Just imagine if Obama was talking as tough as Shinzo Abe is. Imagine if Obama said he wants the Fed to double the inflation target to 4% or 5%, QE unlimited until it reaches there, bring in an even more QE friendly central bank chief, more fiscal stimulus, etc, etc. The dollar would get annihilated by 2,000 pips.
The Aso comments do conflict a bit with what Abe was saying. But if Abe has a lot of sway, he may be able to change the BoJ law and push it through. I guess it depends on how much political capital he has, and how much pushback he gets, and whether he really thinks it is in Japan’s interest.
But that is not the only scenario going on in USD/JPY. It has also gone up due to rise in risk appetite, and stronger US economy.
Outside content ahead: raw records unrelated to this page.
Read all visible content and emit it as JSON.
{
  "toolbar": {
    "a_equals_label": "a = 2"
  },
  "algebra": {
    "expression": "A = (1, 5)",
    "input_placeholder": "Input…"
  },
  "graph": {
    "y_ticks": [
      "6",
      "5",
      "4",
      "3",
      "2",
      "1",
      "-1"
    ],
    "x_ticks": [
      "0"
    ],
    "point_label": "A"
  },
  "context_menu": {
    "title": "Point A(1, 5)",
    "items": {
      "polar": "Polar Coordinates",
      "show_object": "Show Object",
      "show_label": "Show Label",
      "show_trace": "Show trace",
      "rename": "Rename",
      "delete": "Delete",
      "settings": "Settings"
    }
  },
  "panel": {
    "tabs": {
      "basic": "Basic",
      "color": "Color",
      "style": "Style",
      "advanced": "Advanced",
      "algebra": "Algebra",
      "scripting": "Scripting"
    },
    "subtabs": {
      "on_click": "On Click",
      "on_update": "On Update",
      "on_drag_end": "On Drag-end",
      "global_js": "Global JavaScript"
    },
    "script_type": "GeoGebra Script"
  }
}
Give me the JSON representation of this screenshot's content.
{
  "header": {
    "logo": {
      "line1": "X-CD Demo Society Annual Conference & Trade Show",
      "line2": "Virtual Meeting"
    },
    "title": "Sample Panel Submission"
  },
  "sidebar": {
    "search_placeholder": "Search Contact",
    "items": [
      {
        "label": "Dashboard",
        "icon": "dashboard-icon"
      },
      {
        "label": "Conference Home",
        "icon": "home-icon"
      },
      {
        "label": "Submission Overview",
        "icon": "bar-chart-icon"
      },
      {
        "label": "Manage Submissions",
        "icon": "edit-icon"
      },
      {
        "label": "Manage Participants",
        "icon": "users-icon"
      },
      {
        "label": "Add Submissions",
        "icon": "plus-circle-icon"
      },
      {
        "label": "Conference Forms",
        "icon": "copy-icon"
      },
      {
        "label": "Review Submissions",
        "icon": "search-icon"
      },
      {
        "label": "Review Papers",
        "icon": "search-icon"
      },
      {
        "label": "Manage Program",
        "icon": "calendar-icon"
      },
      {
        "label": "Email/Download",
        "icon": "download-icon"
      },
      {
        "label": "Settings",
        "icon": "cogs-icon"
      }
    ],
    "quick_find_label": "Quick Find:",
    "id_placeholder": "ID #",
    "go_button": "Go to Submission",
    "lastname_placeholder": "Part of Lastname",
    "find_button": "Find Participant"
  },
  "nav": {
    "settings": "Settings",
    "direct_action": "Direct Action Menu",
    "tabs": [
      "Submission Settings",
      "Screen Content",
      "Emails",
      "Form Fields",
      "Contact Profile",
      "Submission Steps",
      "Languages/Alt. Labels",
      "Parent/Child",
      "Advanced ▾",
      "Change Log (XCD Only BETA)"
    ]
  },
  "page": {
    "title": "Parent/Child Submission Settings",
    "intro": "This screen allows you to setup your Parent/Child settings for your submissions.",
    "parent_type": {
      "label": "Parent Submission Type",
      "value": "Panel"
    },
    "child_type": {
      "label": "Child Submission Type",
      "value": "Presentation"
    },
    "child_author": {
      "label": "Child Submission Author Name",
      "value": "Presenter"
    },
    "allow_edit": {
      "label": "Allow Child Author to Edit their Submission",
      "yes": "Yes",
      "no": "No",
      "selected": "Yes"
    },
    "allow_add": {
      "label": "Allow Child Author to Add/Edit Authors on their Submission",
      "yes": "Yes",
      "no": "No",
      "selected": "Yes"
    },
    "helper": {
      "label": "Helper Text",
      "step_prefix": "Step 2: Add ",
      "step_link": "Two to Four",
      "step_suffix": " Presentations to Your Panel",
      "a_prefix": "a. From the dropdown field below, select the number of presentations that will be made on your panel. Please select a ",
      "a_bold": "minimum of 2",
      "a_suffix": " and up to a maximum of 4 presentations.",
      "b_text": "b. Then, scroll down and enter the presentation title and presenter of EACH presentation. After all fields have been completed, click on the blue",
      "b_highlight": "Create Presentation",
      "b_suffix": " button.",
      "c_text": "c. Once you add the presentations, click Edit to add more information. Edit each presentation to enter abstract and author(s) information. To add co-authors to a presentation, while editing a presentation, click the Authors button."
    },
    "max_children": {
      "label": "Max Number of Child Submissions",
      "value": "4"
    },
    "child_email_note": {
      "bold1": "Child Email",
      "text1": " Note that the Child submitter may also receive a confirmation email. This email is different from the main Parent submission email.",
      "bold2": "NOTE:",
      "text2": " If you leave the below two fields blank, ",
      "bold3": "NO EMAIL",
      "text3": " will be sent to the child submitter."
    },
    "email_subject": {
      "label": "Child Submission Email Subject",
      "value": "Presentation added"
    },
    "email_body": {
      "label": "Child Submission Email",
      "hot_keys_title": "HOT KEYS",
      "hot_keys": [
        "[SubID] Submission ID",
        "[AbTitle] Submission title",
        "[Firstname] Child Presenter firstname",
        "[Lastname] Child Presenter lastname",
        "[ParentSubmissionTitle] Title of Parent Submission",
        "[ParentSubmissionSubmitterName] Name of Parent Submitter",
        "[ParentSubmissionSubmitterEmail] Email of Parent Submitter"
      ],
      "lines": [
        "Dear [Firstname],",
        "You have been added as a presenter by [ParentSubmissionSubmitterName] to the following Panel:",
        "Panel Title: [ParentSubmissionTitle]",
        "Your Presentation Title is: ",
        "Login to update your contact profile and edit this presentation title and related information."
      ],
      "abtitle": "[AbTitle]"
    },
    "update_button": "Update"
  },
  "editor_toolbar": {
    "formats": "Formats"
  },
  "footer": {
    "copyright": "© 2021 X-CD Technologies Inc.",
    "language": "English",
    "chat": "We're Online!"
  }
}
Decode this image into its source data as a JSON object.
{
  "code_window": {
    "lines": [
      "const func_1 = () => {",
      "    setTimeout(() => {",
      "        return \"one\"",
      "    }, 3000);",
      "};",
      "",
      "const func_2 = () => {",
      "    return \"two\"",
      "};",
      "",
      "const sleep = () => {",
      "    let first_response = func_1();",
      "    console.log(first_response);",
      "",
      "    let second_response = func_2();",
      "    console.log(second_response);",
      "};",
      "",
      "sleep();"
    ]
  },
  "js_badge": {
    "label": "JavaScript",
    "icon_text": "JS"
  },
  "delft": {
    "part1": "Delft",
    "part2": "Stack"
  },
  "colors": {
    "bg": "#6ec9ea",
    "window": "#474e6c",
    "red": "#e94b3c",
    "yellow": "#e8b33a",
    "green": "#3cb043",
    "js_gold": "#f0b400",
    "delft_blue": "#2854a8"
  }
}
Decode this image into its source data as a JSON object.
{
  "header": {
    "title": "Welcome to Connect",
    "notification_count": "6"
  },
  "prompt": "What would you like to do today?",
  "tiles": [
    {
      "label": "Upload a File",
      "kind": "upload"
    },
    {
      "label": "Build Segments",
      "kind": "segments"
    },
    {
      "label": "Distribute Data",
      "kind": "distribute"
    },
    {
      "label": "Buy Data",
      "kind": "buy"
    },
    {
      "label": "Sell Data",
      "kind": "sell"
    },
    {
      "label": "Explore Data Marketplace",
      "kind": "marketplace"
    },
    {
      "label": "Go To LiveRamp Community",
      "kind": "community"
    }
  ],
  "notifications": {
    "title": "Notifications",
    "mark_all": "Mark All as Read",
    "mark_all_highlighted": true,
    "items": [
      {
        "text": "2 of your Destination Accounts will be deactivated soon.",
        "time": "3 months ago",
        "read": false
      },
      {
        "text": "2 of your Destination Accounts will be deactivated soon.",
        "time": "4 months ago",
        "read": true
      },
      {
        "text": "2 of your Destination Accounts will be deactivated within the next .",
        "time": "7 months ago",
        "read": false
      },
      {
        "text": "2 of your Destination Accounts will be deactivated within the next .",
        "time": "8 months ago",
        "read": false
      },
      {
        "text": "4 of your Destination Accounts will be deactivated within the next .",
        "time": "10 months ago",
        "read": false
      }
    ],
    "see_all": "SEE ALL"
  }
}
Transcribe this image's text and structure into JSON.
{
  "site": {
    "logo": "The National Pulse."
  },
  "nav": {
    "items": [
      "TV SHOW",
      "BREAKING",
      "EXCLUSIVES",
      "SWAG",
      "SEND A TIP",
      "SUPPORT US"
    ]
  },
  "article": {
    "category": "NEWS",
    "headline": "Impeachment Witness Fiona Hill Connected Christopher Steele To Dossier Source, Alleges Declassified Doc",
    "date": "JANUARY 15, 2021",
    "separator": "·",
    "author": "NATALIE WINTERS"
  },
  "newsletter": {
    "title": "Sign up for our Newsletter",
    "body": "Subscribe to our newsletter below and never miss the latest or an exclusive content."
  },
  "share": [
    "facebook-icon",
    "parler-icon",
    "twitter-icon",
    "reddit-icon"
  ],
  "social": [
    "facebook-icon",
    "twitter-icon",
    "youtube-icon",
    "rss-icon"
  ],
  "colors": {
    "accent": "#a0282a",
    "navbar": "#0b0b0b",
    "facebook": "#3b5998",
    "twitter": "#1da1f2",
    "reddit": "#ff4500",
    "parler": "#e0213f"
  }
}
If the Fed hints at ending easing sooner rather than later, that could also cause USD/JPY to go up, as US bonds would go down, causing rising yields, and cause more macro buyers in USD/JPY.
Personally, I think it is bad economic policy that Abe is politicizing the BoJ. Trying to prop up the market excessively with a lot of QE and trying to improve growth by increasing inflation target, etc is not the best of ideas. The same can be accomplished with structural reforms. But the structural reforms can be politically difficult. So Abe is turning to the classic monetary and fiscal measures. The JPY was too strong and hurting the Japanese economy, but he is building up risks in another direction with his policies.
But as a trader you need to keep your beliefs about what is prudent economic policy separately from what is proper trading strategy.
If Abe is going to put in place certain policies or threaten to do so, and USD/JPY is going to go up 2,000 pips, then you shouldn’t be crazy enough to try to buck the trend just because you have a personal view that it is “bad economics.” Let the politicians do their thing. You focus on trading well and making money.
As Paul Tudor Jones once said:
At the end of the day, your job is to buy what goes up and to sell what goes down so really who gives a damn about PE’s
That is what it is all about – the liquidity and future volatility. You want to have liquidity to get in and get out, and you want volatility for the market to move so you can make money. (Of course it can be a bit more involved than that when you go to decipher why the market moved in the past, the reason it can move in the future, anticipating the proper news/sentiment/fundamental/macro players, and figuring out the battle of scenarios that is going on.)